# Another UDS build, and 1st smoke.



## gramason (Jan 20, 2008)

I built this a while ago, and lit it off, and could'nt get the temp below 350. Set it aside for a while, after reading Bubbas post about his, I did some mods, cleaned it up, and here it is. Lit it off around 9:30 this morning, and its been holding great at 230, in 20 deg weather with high winds. Put 2 pork butts on, will post later on how they turn out.


----------



## ds7662 (Jan 20, 2008)

Looks good Lance. Can't wait to see the pork when done.


----------



## richtee (Jan 20, 2008)

Really, it's an ECB on steroids. And a fine design it is!  What's she do in the quarter?


----------



## smokeys my pet (Jan 20, 2008)

Looks good Lance and bout time you posted somthing on it!  HA HA!!!!!!!!!!!!


----------



## bbq bubba (Jan 20, 2008)

I was hoping id get ya motivated!!!
Good lookin drum, got mine mastered already, any question's, just hollar!!


----------



## cajun_1 (Jan 20, 2008)

Great lookin' UDS  ...  Building one now  ...  Am in the process of burning the barrel  ...  Will probably still be burning in the morning  ...


----------



## walking dude (Jan 20, 2008)

now if you can make a mod for a water pan.........that way.....no need to flip the meat


----------



## kookie (Jan 20, 2008)

Good looking smoker. Its always fullfilling to build something yourself. 

Smoke on.

Kookie


----------



## cowgirl (Jan 20, 2008)

Nice smoker Gramason! I want one too!!
	

	
	
		
		



		
			





I've got the barrel, just need the time.

cajun, please post pictures of your smoker when you get it finished.


----------



## cajun_1 (Jan 20, 2008)

Will certainly do that


----------



## gramason (Jan 21, 2008)

Never added coals all day. Stayed steady for 10 hours on around 8 to 10 lbs of coals. Its the best thing i've built in a while. Here is the finished product.


----------



## bustedluckbarbq (Jan 21, 2008)

I love the drum... you gonna help me do one up??

That Butt looks great!!!


----------



## walking dude (Jan 21, 2008)

Lance.........NICE job dude........looks great.............

till
.
.
.
.
.
coleslaw..........had me till then.................

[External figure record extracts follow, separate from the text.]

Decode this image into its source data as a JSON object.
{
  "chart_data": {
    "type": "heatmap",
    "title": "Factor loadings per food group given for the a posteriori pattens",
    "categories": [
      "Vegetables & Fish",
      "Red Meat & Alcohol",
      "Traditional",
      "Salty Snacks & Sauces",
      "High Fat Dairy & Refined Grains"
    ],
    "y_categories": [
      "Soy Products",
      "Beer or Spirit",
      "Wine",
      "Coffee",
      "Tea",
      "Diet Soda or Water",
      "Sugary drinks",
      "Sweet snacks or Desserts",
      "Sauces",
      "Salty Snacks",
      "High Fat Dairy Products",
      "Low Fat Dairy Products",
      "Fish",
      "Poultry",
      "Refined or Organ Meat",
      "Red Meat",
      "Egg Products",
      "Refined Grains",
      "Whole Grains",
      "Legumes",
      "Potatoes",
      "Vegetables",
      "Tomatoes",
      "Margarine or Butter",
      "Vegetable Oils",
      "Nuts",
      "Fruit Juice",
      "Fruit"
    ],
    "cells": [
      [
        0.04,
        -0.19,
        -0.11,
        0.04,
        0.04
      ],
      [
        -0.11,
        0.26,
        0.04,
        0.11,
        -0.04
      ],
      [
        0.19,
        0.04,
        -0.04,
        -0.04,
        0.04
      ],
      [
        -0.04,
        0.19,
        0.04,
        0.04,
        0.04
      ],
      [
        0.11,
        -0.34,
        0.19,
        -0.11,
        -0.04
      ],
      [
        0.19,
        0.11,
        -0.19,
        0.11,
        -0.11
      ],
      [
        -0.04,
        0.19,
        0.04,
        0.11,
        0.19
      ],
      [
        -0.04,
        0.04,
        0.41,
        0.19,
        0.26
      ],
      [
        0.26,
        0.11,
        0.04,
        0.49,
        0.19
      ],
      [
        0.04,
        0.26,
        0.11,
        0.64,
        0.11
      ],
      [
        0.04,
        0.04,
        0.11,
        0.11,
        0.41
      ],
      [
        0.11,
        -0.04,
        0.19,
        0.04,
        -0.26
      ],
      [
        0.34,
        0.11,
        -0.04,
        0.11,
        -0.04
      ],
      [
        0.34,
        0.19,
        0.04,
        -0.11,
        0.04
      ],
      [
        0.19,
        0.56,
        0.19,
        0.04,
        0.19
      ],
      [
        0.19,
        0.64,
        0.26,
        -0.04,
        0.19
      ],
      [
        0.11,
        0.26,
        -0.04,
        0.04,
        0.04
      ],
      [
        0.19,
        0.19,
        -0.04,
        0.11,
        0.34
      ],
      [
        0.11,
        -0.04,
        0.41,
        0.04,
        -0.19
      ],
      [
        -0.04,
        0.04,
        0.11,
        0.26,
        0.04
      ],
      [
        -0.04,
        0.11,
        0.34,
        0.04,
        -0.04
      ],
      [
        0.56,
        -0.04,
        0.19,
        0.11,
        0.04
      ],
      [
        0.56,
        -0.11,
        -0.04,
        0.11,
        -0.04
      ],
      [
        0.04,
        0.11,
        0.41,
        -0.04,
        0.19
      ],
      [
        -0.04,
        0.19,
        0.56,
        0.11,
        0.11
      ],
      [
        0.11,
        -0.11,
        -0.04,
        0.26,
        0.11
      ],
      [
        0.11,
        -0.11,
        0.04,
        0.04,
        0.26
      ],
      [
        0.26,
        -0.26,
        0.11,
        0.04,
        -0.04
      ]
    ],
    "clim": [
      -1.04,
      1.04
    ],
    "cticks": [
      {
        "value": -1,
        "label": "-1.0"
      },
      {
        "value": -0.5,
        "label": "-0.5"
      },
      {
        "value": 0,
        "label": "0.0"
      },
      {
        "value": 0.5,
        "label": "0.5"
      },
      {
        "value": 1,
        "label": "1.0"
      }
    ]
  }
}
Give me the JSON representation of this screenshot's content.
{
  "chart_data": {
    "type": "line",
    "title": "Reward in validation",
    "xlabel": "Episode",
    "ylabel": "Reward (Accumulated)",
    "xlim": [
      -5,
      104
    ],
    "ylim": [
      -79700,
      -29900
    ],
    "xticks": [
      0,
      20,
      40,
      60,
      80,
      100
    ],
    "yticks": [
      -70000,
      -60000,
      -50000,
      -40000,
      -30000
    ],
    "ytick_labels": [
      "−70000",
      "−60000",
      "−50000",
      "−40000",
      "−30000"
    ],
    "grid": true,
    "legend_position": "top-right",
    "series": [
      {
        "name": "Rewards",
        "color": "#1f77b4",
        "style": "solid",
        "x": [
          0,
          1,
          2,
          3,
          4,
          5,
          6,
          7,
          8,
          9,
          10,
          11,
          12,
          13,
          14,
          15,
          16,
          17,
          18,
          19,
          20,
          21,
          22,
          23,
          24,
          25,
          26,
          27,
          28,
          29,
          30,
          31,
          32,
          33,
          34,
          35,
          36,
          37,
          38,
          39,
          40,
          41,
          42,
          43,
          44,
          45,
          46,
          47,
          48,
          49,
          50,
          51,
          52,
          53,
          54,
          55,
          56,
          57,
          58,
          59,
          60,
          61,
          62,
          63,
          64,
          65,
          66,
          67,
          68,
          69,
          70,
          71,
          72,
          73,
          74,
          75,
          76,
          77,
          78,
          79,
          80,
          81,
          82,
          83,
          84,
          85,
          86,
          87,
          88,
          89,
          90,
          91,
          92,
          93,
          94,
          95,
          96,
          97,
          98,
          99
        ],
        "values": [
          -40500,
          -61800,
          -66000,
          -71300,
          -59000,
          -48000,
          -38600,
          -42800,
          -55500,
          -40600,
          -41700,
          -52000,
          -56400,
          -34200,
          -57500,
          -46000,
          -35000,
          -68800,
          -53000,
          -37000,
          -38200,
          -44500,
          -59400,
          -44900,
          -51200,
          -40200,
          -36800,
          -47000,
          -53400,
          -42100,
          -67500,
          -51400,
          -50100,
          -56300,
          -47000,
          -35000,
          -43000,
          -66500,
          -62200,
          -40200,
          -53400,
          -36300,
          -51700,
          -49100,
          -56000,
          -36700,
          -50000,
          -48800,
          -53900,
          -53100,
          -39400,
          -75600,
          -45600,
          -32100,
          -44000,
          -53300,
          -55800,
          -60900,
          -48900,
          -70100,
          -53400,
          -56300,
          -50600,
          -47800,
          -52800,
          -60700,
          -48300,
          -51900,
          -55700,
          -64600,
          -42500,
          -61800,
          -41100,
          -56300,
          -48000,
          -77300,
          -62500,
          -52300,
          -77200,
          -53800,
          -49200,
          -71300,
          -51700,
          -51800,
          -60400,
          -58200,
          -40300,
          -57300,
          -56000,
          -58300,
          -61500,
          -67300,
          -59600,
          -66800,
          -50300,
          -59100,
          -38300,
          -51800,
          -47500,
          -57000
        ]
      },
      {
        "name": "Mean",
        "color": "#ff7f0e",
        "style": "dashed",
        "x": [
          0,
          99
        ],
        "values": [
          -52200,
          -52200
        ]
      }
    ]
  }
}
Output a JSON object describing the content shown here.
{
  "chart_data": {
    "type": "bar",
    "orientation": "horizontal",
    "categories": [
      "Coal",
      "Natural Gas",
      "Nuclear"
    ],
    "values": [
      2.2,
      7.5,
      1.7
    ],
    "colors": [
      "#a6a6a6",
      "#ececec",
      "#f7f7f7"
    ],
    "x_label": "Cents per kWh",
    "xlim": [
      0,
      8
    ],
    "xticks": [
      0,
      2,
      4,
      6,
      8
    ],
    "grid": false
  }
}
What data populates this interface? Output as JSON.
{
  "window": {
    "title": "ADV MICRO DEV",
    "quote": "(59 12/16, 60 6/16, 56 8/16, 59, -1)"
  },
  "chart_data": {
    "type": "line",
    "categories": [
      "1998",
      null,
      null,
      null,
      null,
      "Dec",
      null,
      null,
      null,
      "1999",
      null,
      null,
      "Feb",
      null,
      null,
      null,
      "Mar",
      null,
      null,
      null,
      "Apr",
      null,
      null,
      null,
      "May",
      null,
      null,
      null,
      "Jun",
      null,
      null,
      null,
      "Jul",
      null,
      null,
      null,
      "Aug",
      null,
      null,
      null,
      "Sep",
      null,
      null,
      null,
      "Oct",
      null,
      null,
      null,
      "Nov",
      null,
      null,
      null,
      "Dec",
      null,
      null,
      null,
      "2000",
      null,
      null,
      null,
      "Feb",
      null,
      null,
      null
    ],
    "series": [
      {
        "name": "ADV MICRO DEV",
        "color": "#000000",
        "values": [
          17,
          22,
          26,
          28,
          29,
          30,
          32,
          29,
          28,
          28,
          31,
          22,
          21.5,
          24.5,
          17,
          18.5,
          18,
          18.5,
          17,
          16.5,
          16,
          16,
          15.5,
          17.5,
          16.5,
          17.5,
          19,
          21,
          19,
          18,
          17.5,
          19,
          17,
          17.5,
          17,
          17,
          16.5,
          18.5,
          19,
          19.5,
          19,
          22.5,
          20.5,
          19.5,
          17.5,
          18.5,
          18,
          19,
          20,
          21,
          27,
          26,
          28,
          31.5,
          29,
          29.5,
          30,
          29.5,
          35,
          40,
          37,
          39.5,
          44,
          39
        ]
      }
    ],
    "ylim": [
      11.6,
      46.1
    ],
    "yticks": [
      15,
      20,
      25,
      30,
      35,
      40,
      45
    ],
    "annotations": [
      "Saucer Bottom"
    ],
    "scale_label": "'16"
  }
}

still great job.............


----------



## smokin' meat (Jan 21, 2008)

great looking drum. enjoy the food cooked on it.


----------



## cowgirl (Jan 21, 2008)

That's awesome Gramason!
I gotta make me one of those....


----------



## big tex (Jan 21, 2008)

I guess im gonna start building mine tomorrow I have put it off long enough


----------



## azqer (Jan 21, 2008)

Drums are gr8 and I love the paint Job food looks very nice.


----------



## cajun_1 (Jan 23, 2008)

Well got mine burnt out .... Thought I'd see how it burns ... nothing in it ... no pipes yet (tinfoil plugging the holes) ... bout 1/2 bag of Royal Oak ... 5 hrs later it's still holding around 270* ... pics comming soon.

Outside temp today 10 to 20*


----------



## cajun_1 (Jan 23, 2008)

6 hrs ... still doing good.
Get the rest of the parts on Friday, while I'm in town. Season it ... Then smoke..


----------



## bbq bubba (Jan 24, 2008)

Go Tim Go, can't wait to see how Ugly it is!!!


----------



## cajun_1 (Jan 24, 2008)

Is this "ugly" ?







I'll post more when I get it all together.  Probably won't see paint until spring.


----------



## bbq bubba (Jan 24, 2008)

Now that is BUTT ugly, look's good Tim!!


----------



## osage (Jan 24, 2008)

Are there some build instructions somewhere?


----------



## cajun_1 (Jan 24, 2008)

Had to go into a small town  ...  the small hardware store had some of the parts I needed.  Tomorrow I'll hit HD for the rest.







Intake is together  ...  exhaust tomorrow.


----------



## cowgirl (Jan 24, 2008)

Looking great so far cajun!
Thanks for the update.


----------



## cajun_1 (Jan 24, 2008)

Anytime cowgirl.


----------